ReSyn: A Generalized Recursive Regular Expression Synthesis Framework

ReSyn is a synthesizer-agnostic divide-and-conquer framework designed to handle the structural complexity of real-world regex synthesis in PBE systems. When combined with Set2Regex, a parameter-efficient synthesizer that exploits permutation invariance, the framework achieves SOTA results on complex benchmarks by decomposing synthesis tasks into manageable sub-problems.

Code

Agent Armor, a Rust runtime for enforcing policies on AI agent actions

Agent Armor is a zero-trust governance runtime written in Rust designed to secure AI agent tool calls through an 8-layer deterministic pipeline. It intercepts agent actions—such as shell, database, and API access—to allow, block, or flag them for human review based on risk scoring and policy evaluation. The system includes MCP-aware inspection, PII and secret response scanning, and comprehensive audit logging with support for SQLite and PostgreSQL backends.

Easy code and work AI agent system: auto, asynchronous, concurrency, efficiently

Codg is an AI agent system designed for code and work automation, featuring asynchronous, concurrent, and high-performance operations. It supports multiple LLM providers via API or OAuth, alongside local models (e.g., GGUF via openai-compat/claude-compat). The system offers an interactive TUI across various OS and terminals, including web and desktop (BETA), with features like diff viewing. Codg is highly configurable via codg.toml for providers, agents, skills, local LLMs (llama.cpp), and permissions, and provides CLI commands for managing plugins, messaging integrations, and sandbox execution.

LLM wiki daemon with per-wiki filesystem isolation

Memex is an LLM runtime that replaces ephemeral RAG workflows with a persistent, compounding personal wiki synthesized from raw sources. It uses Claude to incrementally build and maintain a structured collection of interlinked markdown files, automating the bookkeeping of cross-references, entity updates, and knowledge synthesis. The system is CLI-first, avoids vector databases by leveraging standard file tools, and ensures security through Linux mount namespace isolation.

Open Soucrce AI-powered screen recording

Coherence Studio is an open-source screen recording and editing suite that automates post-production using AI. It integrates Whisper for auto-captions and features AI-driven smart trimming, auto-narration, and cursor-tracking zoom. The tool supports native capture via ScreenCaptureKit and WGC, offering one-click workflows for speed ramps, background customization, and professional exports.

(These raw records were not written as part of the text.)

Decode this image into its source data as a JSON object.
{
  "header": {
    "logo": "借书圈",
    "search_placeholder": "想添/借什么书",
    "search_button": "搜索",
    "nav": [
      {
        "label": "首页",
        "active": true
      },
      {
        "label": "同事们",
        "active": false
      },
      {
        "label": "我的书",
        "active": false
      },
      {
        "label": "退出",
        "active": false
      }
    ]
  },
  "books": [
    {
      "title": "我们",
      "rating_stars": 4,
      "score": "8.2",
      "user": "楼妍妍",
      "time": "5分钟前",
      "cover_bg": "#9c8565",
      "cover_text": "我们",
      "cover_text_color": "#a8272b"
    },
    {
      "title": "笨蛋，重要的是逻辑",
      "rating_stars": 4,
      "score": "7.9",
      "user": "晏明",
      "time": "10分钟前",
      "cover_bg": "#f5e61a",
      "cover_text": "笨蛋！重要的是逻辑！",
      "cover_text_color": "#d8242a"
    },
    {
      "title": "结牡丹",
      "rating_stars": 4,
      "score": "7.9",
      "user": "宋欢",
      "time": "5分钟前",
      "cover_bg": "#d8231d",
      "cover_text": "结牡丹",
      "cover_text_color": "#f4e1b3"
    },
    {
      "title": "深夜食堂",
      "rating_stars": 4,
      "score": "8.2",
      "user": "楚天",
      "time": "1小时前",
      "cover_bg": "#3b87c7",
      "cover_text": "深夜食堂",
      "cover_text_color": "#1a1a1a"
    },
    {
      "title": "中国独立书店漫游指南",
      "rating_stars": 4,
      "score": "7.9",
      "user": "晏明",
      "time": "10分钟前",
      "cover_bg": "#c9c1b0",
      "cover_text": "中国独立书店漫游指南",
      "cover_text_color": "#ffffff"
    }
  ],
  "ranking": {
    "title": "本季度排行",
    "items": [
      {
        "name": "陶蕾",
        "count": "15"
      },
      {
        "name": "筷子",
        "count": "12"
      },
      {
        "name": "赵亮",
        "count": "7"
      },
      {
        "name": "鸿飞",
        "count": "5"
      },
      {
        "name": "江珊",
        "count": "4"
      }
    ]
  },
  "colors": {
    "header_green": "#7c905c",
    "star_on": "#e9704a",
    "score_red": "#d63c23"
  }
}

How context engineering works, a runnable reference

Context engineering treats context as a version-controlled engineering artifact rather than manual prompts to ensure LLM outputs align with organization-specific standards. It extends the RAG pattern by adding output and enforcement layers, creating a five-component pipeline: corpus, retrieval, injection, output, and enforcement. This reference implementation on Amazon Bedrock demonstrates how to move beyond generic AI generations toward governed, reviewable artifacts based on local ADRs and codebases.

    AI companies buy Slack data from failed startups for training, Claude Code mechanizes complex compiler proofs, and Agent Armor secures AI agent actions via a Rust runtime.